Wisdom Won From Illness: The Psychoanalytic Grasp of Human Being
Presenters: Jonathan Lear, Ph.D.
Discussant: Martha C. Nussbaum, Ph.D.
From its inception psychoanalysis has claimed not merely to be an effective therapy for psychological suffering, but to shed light on the human condition. But what kind of insight does psychoanalysis offer? This turns out to be a very puzzling question, yet we need to answer it if we are to locate psychoanalysis in the larger western tradition of think about and shaping the human psyche.
Jonathan Lear, Ph.D. is the John U. Nef Distinguished Service Professor at the Committee on Social Thought and in the Department of Philosophy at the University of Chicago.
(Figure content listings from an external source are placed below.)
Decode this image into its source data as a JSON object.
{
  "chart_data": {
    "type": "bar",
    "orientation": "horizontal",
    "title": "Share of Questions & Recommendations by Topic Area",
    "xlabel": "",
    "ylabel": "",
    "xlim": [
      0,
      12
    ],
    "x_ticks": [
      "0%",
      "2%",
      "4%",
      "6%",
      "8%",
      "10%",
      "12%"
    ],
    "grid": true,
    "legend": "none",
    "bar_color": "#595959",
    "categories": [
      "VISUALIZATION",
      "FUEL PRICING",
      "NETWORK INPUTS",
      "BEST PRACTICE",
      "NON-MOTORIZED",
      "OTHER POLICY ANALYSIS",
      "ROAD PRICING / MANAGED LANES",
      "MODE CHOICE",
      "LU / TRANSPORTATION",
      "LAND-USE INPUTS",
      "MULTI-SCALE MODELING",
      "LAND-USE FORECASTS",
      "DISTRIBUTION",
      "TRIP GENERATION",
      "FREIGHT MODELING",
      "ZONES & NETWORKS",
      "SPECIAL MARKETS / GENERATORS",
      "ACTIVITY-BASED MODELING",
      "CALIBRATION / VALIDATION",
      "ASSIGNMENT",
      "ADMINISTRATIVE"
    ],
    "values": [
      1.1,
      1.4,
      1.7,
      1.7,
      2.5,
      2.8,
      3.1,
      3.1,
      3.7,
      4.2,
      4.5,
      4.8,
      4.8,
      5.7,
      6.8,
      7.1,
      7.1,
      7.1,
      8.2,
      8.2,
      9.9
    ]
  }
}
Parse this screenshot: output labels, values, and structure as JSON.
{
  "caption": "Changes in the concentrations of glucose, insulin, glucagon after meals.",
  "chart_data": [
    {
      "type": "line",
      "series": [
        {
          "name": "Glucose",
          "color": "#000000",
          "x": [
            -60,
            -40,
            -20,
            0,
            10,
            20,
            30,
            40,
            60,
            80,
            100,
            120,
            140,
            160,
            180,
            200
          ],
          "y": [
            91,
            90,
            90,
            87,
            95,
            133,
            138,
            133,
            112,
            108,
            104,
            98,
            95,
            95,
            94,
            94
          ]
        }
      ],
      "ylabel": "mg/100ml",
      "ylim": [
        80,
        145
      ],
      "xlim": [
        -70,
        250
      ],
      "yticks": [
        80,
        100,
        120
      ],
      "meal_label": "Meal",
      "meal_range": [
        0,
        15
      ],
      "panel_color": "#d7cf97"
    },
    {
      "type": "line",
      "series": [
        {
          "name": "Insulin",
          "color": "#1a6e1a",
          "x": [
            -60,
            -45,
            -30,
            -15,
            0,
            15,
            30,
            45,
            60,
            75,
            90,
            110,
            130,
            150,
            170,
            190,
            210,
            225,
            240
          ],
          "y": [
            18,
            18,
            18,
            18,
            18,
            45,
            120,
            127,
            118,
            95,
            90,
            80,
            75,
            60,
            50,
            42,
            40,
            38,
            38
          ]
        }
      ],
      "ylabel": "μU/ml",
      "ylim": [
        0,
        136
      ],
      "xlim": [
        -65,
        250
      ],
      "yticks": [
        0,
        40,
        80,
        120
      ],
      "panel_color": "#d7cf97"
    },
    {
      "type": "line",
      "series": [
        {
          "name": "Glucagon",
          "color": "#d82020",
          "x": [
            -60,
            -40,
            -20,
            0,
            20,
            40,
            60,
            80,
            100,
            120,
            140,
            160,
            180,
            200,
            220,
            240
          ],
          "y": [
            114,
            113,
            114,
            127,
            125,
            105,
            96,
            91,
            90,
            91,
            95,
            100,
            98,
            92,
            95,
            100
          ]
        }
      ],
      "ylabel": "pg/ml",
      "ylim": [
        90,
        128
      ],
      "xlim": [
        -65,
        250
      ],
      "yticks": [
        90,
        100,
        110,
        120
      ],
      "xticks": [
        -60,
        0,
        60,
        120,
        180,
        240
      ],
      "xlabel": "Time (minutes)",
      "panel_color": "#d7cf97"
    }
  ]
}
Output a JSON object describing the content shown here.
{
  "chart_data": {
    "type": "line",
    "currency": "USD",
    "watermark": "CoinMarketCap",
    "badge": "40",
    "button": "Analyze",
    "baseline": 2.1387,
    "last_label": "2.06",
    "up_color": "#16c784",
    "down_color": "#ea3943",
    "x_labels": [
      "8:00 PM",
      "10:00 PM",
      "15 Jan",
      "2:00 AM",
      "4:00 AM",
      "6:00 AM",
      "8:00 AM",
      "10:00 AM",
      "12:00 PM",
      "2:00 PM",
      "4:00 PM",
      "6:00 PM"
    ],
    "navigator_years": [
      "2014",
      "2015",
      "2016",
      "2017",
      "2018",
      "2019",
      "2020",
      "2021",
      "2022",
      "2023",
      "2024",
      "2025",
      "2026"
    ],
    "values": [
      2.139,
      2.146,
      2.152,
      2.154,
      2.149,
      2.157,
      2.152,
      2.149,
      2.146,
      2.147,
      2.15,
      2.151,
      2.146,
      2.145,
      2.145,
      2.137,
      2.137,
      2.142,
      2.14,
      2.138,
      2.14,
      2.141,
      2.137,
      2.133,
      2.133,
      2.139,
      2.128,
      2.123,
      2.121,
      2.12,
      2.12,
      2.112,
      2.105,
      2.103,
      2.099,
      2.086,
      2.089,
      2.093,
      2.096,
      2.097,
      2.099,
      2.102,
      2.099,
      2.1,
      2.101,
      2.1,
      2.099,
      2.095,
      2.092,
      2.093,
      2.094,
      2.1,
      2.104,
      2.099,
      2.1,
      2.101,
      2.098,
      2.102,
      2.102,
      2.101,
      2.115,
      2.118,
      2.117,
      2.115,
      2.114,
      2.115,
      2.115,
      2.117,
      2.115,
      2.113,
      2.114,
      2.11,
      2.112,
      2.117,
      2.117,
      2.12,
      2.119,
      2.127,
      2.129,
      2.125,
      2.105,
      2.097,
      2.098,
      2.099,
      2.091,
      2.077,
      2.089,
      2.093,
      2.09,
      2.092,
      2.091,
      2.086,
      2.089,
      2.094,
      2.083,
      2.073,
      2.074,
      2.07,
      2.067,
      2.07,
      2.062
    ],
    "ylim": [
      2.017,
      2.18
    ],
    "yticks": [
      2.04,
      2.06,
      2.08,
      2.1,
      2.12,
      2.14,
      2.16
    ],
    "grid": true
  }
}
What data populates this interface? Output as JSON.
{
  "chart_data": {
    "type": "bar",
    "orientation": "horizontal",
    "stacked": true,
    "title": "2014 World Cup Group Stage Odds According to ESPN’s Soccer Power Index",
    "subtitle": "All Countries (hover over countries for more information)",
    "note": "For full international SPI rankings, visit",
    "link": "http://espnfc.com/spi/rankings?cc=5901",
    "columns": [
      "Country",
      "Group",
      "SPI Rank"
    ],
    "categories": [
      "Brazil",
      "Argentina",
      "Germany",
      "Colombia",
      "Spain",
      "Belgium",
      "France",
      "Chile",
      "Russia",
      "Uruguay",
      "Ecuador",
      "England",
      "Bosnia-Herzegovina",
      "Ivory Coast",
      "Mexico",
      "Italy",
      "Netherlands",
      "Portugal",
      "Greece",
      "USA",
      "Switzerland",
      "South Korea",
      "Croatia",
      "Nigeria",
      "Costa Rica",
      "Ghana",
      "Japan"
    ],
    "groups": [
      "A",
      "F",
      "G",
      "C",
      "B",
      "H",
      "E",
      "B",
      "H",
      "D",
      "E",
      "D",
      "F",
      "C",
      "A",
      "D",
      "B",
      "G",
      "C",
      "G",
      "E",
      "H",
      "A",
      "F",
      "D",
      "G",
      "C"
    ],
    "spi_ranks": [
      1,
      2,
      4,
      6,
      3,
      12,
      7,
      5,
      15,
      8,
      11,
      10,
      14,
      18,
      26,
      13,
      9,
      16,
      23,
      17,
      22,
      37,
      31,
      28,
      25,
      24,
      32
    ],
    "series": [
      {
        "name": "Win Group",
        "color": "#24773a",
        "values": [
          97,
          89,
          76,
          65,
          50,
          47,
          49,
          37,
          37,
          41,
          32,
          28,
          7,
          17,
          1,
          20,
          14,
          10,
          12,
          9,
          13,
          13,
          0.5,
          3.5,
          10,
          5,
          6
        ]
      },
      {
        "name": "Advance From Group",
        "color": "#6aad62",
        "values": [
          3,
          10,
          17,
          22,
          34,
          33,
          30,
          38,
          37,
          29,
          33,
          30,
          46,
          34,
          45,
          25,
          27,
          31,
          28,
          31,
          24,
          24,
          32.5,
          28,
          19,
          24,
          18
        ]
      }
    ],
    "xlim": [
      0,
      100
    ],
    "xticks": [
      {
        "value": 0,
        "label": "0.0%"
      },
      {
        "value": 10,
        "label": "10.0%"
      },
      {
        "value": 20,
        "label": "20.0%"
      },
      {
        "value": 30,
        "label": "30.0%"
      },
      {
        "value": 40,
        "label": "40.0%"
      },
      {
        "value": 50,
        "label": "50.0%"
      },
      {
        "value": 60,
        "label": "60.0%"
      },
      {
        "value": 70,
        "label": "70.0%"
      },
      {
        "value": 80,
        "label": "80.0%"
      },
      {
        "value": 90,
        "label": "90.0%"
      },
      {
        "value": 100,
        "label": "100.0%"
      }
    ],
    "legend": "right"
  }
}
He is also a trained psychoanalyst who sees patients in private practice, and he serves on the faculty of the Chicago Institute and the Western New England Institute for Psychoanalysis. After the publication of Radical Hope: Ethics in the Face of Cultural Devastation, Lear was adopted into a Crow family, and he spends time talking about dreams and visions with his Crow brothers. Among his other books are: A Case for Irony; Therapeutic Action: an Earnest Plea for Irony; Open Minded: Working Out the Logic of the Soul; and Love and its Place in Nature: a Philosophical Interpretation of Freudian Psychoanalysis . He is a recent recipient of the Andrew W. Mellon Foundation Distinguished Achievement Award.
Martha C. Nussbaum, Ph.D. is the Ernst Freund Distinguished Service Professor of Law and Ethics at the University of Chicago, appointed in the Law School and the Philosophy Department. Her most recent book is Political Emotions: Why Love Matters for Justice. She is currently working on anger and forgiveness.
Psychoanalysts, other interested mental health professionals, and members of the community.
Admission is free. No reservations are required.